What Parents Should Do in the Moment
1. Stay Calm
If your reaction is huge, your child learns one thing:
The truth is dangerous.
And if the truth feels dangerous, the lying often gets worse.
Calm doesn’t mean permissive.
It means controlled.
2. Focus on Safety First, Then Truth
A simple phrase I love:
“You’re not in trouble for telling me the truth. But we do need to tell the truth so we can fix it.”
That kind of language lowers the temperature and invites honesty.
3. Don’t Trap Them If You Already Know
This is a big one.
If you already know what happened, avoid the courtroom setup.
Instead of:
“Did you hit your brother?”
Try:
“I know there was hitting. Help me understand what happened.”
That shift reduces the instinct to deny.
4. Address the Lie and the Need Underneath It
If your child lies about homework, the issue isn’t only honesty.
It may also be:
- overwhelm
- avoidance
- fear of failure
- executive functioning struggles
- shame
If we only punish the lie, we may miss the real problem.
How to Build Honesty Over Time
1. Make Truth-Telling Safe
Kids need to believe:
- The truth matters
- The truth helps
- The truth may still have consequences, but it won’t destroy the relationship
That’s a huge difference.
2. Praise Honesty — Especially When It’s Hard
When your child admits something difficult, say it.
- “Thank you for telling me the truth.”
- “I know that was hard to say.”
- “I’m proud of you for being honest.”
You can still hold a boundary while reinforcing the behavior you want.
3. Model It Yourself
Kids notice everything.
If they hear adults say:
“Tell them I’m not home.”
Or
“Just say we already mailed it.”
…they’re learning that honesty is flexible when it’s inconvenient.
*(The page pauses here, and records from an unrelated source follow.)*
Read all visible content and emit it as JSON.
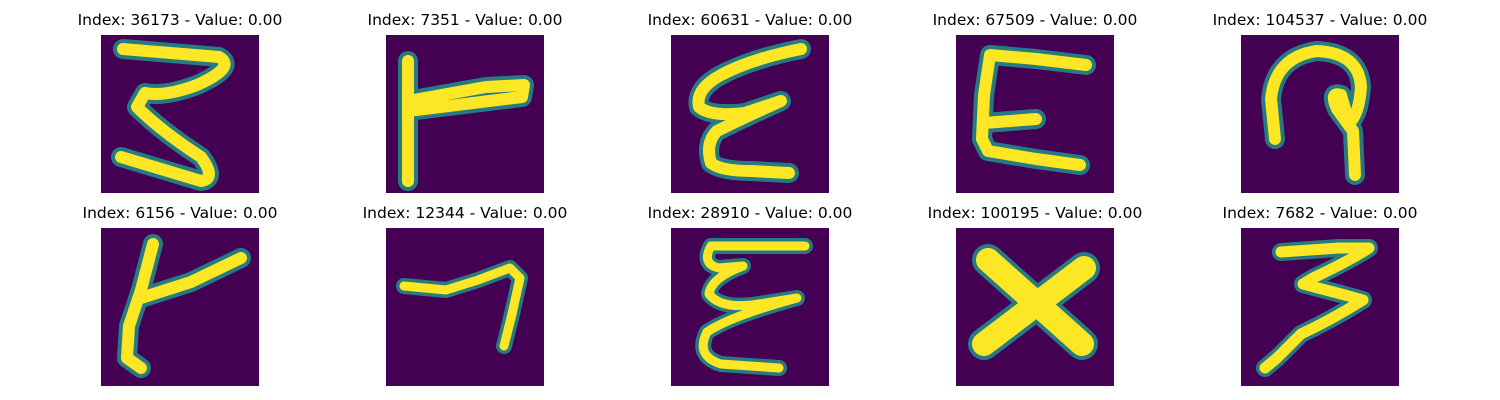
{
  "colors": {
    "background": "#440154",
    "mid": "#21918c",
    "stroke": "#fde725"
  },
  "panels": [
    {
      "title": "Index: 36173 - Value: 0.00"
    },
    {
      "title": "Index: 7351 - Value: 0.00"
    },
    {
      "title": "Index: 60631 - Value: 0.00"
    },
    {
      "title": "Index: 67509 - Value: 0.00"
    },
    {
      "title": "Index: 104537 - Value: 0.00"
    },
    {
      "title": "Index: 6156 - Value: 0.00"
    },
    {
      "title": "Index: 12344 - Value: 0.00"
    },
    {
      "title": "Index: 28910 - Value: 0.00"
    },
    {
      "title": "Index: 100195 - Value: 0.00"
    },
    {
      "title": "Index: 7682 - Value: 0.00"
    }
  ]
}
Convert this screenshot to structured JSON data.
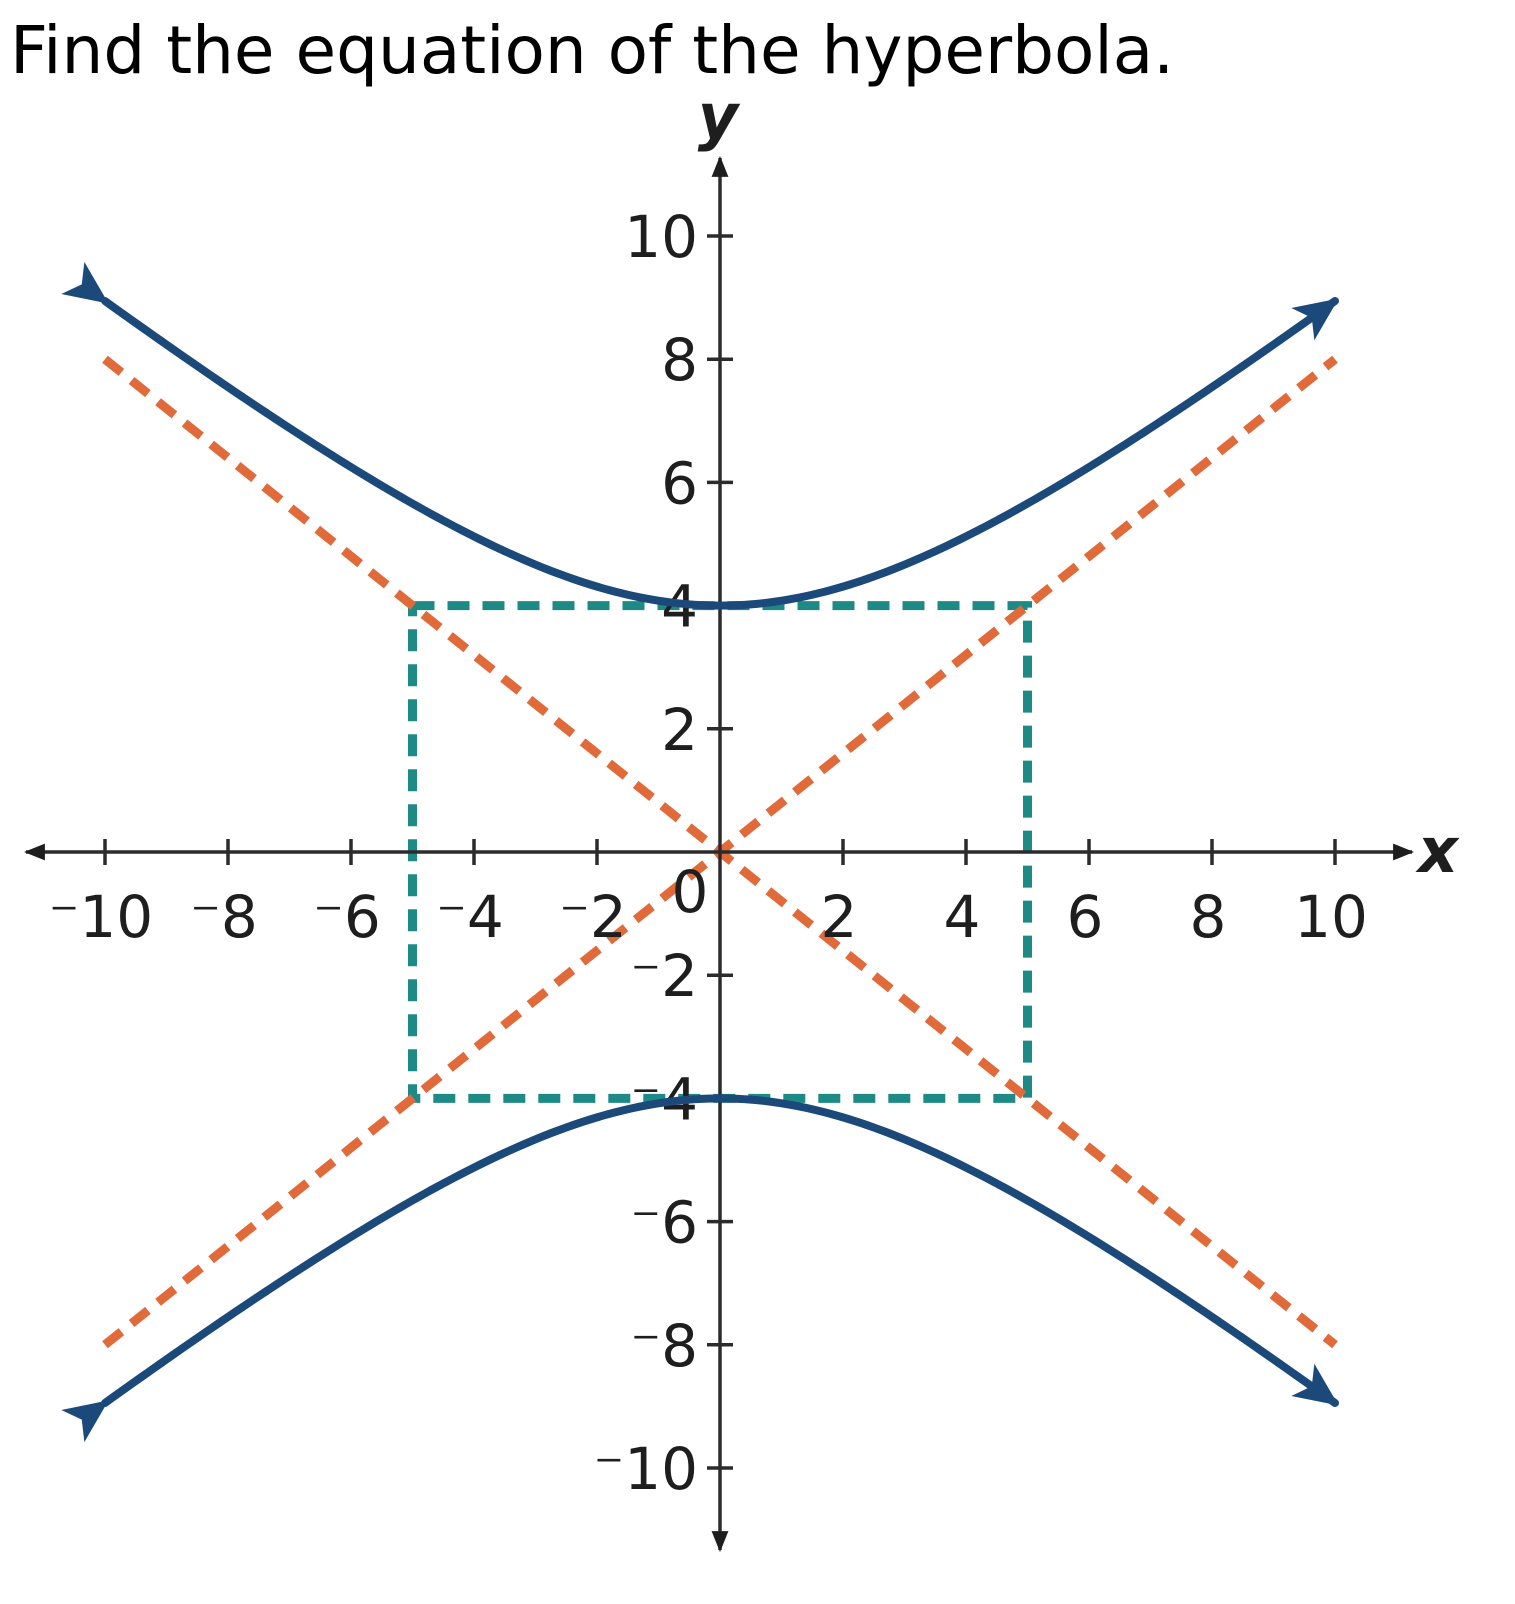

We teach truth with our own truth.
The Bigger Goal
The goal is not to raise a child who never lies.
That’s not realistic.
The goal is to raise a child who learns:
- honesty matters
- mistakes can be repaired
- truth builds trust
- they don’t have to hide when they mess up
Because the truth is, every child will mess up.
Ours do.
Yours will.
Every kid we’ve ever worked with has.
The real question is:
When they do, do they believe they can come to you with the truth?
That’s the long game.
And that matters far more than whether they lied about the toothpaste yesterday morning.